A lassidão de Caetano em Zi & Zek é superada em canções como A Cor Amarela, mas essa é claramente uma música de trabalho, uma Garota de Ipanema turbinada com pagode baiano, liberada sexualmente pela pílula ou pela injeção de Perlutan. Caetano não se contém e exclama: “Que bunda! Que bunda!” em meio a uma levada dançante para tocar no rádio, no rádio do seu coração. Já “Lapa” tem uma relação com o samba meio fria, meio “uma noite no museu”. Depois de fazer carreira ao esfriar sambas e boleros com a bossa nova ou mesmo canções bregas de Peninha com seu toque de violão e voz sedutores, mostrando à la João Gilberto a geometria dessas canções, Caets se arriscando a fazer rock é como o artista plástico que, logo depois de ter desenhado um carneirinho, quer logo partir para a abstração e a action paiting à la Jackson Pollock. O resultado às vezes é genial e, por vezes...já viram japonês tocando samba?

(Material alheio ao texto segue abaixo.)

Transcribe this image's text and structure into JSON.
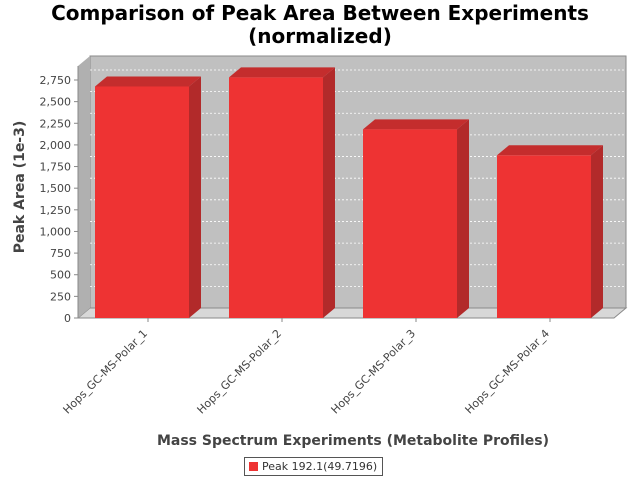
{
  "chart_data": {
    "type": "bar",
    "title": [
      "Comparison of Peak Area Between Experiments",
      "(normalized)"
    ],
    "xlabel": "Mass Spectrum Experiments (Metabolite Profiles)",
    "ylabel": "Peak Area (1e-3)",
    "categories": [
      "Hops_GC-MS-Polar_1",
      "Hops_GC-MS-Polar_2",
      "Hops_GC-MS-Polar_3",
      "Hops_GC-MS-Polar_4"
    ],
    "series": [
      {
        "name": "Peak 192.1(49.7196)",
        "values": [
          2675,
          2780,
          2180,
          1880
        ]
      }
    ],
    "ylim": [
      0,
      2750
    ],
    "yticks": [
      0,
      250,
      500,
      750,
      1000,
      1250,
      1500,
      1750,
      2000,
      2250,
      2500,
      2750
    ],
    "ytick_labels": [
      "0",
      "250",
      "500",
      "750",
      "1,000",
      "1,250",
      "1,500",
      "1,750",
      "2,000",
      "2,250",
      "2,500",
      "2,750"
    ],
    "grid": true,
    "legend_position": "bottom",
    "colors": {
      "bar_front": "#ee3333",
      "bar_side": "#b22a2a",
      "bar_top": "#c42d2d",
      "plot_bg": "#c0c0c0"
    }
  }
}
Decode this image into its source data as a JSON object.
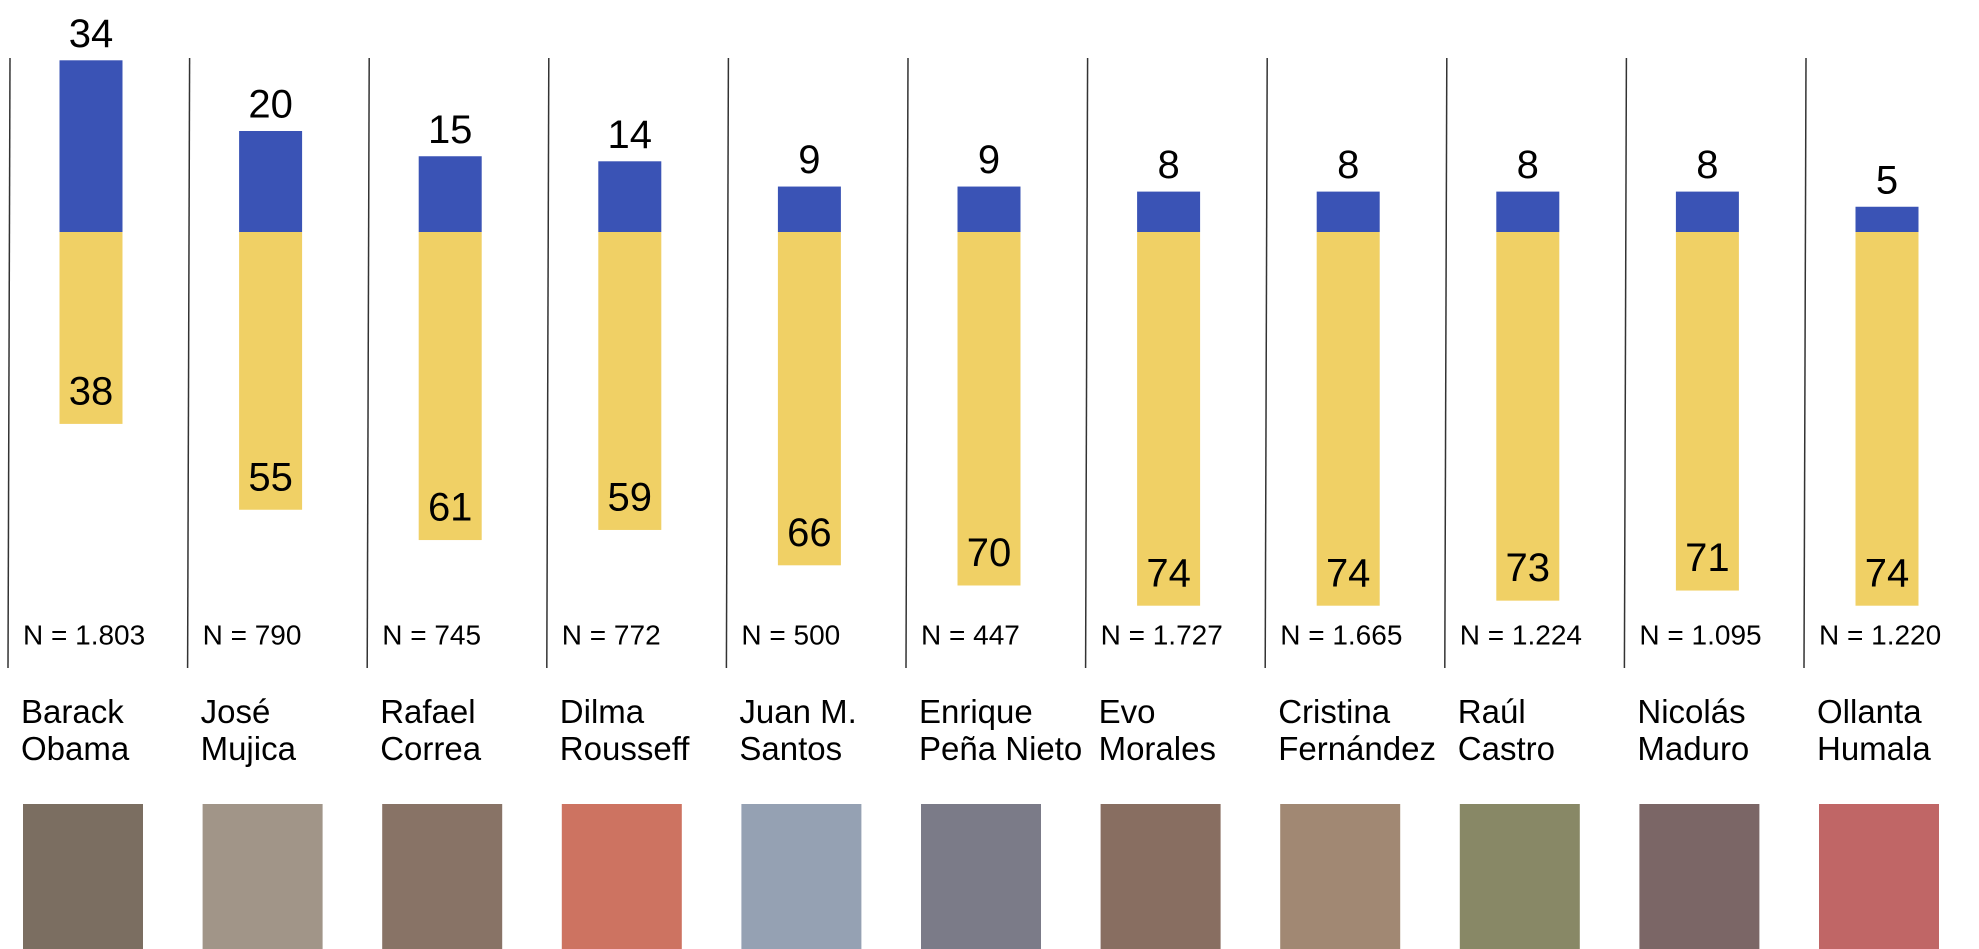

No fim das contas, nesse disco Caetano ainda não se reencontra, reencontrou, reencontrará com sua base estética, a bossa nova, mas já se aproximou do samba: é meio caminho andado. Ele sinaliza que no futuro pode se desvincular da banda Cê e voltar a uma fase orquestral como foi com Jacques Morelenbaum e Júlio Medaglia. Quem viver, caetaneará.